Je suis une bête croissante et tapie
Dans un cocon, qui va de mal en pis
Mais qui se transforme en papillon
Ou peut-être plutôt en mirmillon.

Les sourires d’Arusha

Cette balade dans une ruelle famélique
M’enivrait d’épices couleur orange soufré
Qui promettent des saveurs si magiques
Que mes pas semblent devenus légers.
Je plongeais mes peurs dans des sourires
Edentés et entiers qui réchauffent le cœur
Aussi surement qu’un cadeau à ouvrir
Ecarquille les yeux d’enfants d’ailleurs.
J’abandonne préjugés et condescendance
Sur le bord de cette route où cet homme
Coupe l’herbe à la faux, tâche immense
Tel vider la mer d’une cuillère. Fantômes
De mes idées arrêtées, ombre de la réalité,
J’honnis les pensées blanches menteuses
Pour admirer ce jeune garçon concentré
A nettoyer son vélo dans cette eau boueuse.
J’oublie l’heure, l’anxiété et même le stress
Dans ces vallées vertes à terre vermeille
Où dansent pour nous avec grande prouesse
Les enfants Massaïs. Ses anges m’émerveillent.
Je me laisse emporter sur cette barque
Dirigée lentement. « Hakuna matata », ce chant
Swahili berce mes oreilles et je débarque
Sur l’eau turquoise et sereine de ce chaud océan
Pour admirer cette faune colorée aquatique
A portée de mains, poissons en goguettes.

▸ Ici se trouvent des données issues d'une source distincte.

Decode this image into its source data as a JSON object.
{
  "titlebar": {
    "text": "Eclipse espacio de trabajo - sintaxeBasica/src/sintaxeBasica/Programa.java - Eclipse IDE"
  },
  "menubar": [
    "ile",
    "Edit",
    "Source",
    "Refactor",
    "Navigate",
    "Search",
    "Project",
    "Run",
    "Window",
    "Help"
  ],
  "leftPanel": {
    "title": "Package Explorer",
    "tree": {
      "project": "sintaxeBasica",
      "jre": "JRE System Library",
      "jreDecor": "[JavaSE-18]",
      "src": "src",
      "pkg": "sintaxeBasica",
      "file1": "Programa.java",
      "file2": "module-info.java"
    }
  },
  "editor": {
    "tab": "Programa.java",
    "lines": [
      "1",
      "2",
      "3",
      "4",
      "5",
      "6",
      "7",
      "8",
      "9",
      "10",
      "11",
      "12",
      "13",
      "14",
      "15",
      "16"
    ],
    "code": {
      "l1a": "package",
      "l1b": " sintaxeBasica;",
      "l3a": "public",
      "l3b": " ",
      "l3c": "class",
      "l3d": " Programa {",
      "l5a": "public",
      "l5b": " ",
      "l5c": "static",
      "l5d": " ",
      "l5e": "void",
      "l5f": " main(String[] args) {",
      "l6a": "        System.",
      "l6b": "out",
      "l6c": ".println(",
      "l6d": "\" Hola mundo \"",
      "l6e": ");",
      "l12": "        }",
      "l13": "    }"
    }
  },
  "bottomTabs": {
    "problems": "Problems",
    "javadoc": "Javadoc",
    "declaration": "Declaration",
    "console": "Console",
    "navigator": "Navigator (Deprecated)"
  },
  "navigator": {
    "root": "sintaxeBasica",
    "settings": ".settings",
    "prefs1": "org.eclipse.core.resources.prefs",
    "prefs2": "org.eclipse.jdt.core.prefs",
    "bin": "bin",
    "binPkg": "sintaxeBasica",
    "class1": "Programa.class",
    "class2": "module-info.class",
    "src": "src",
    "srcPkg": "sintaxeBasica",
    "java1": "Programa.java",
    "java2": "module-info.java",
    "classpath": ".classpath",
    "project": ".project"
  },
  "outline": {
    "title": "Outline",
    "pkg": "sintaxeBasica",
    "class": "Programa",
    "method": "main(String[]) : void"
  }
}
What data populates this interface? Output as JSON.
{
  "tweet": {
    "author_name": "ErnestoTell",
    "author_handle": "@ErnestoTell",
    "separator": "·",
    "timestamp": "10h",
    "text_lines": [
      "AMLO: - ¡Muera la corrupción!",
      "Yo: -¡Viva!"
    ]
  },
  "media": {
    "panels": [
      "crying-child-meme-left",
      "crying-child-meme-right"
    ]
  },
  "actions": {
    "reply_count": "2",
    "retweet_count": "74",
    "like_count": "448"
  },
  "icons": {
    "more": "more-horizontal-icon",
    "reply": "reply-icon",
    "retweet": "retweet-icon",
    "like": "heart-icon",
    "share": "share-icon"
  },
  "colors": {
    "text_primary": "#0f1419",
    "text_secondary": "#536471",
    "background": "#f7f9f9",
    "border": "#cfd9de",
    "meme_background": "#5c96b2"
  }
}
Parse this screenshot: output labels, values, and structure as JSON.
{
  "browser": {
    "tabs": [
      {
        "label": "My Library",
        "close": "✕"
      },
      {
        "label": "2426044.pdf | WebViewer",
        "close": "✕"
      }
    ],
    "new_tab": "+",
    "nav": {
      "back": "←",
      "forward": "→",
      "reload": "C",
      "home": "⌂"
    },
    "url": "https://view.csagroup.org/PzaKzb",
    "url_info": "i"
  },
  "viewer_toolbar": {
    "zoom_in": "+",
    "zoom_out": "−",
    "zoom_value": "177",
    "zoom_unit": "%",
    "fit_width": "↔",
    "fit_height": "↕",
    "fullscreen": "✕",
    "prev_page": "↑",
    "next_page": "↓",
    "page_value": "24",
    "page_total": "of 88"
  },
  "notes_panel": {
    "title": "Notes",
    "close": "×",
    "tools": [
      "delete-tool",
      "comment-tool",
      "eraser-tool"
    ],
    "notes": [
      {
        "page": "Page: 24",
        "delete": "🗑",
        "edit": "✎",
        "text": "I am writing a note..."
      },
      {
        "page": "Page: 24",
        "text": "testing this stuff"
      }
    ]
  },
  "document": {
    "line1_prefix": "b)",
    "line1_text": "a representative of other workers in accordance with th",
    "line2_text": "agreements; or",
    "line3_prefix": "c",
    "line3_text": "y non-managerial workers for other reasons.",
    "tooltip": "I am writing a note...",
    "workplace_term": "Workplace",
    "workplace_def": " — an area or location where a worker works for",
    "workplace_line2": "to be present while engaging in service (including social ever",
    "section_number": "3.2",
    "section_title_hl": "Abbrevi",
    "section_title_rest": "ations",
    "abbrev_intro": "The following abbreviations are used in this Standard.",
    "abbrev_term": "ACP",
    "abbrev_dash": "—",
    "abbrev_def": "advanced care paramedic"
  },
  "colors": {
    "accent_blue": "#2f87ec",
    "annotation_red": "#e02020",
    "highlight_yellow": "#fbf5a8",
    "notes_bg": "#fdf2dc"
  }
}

Je flotte au milieu de ce monde idyllique
Où la gentillesse égale l’humeur souvent discrète
De ce peuple pacifique joyeux et conteur
Qui aime sa nature sans ressource ni minerai rare.
Impossible de quitter ce pays aux senteurs
Fécondes et aux couleurs si généreuses car
C’est ici que la bonté a trouvé parfait asile,
En Tanzanie, Mère-patrie d’un peuple juste
Où j’ai enfin retrouvé une vie paisible et facile
En harmonie avec eux, sous un bel arbuste.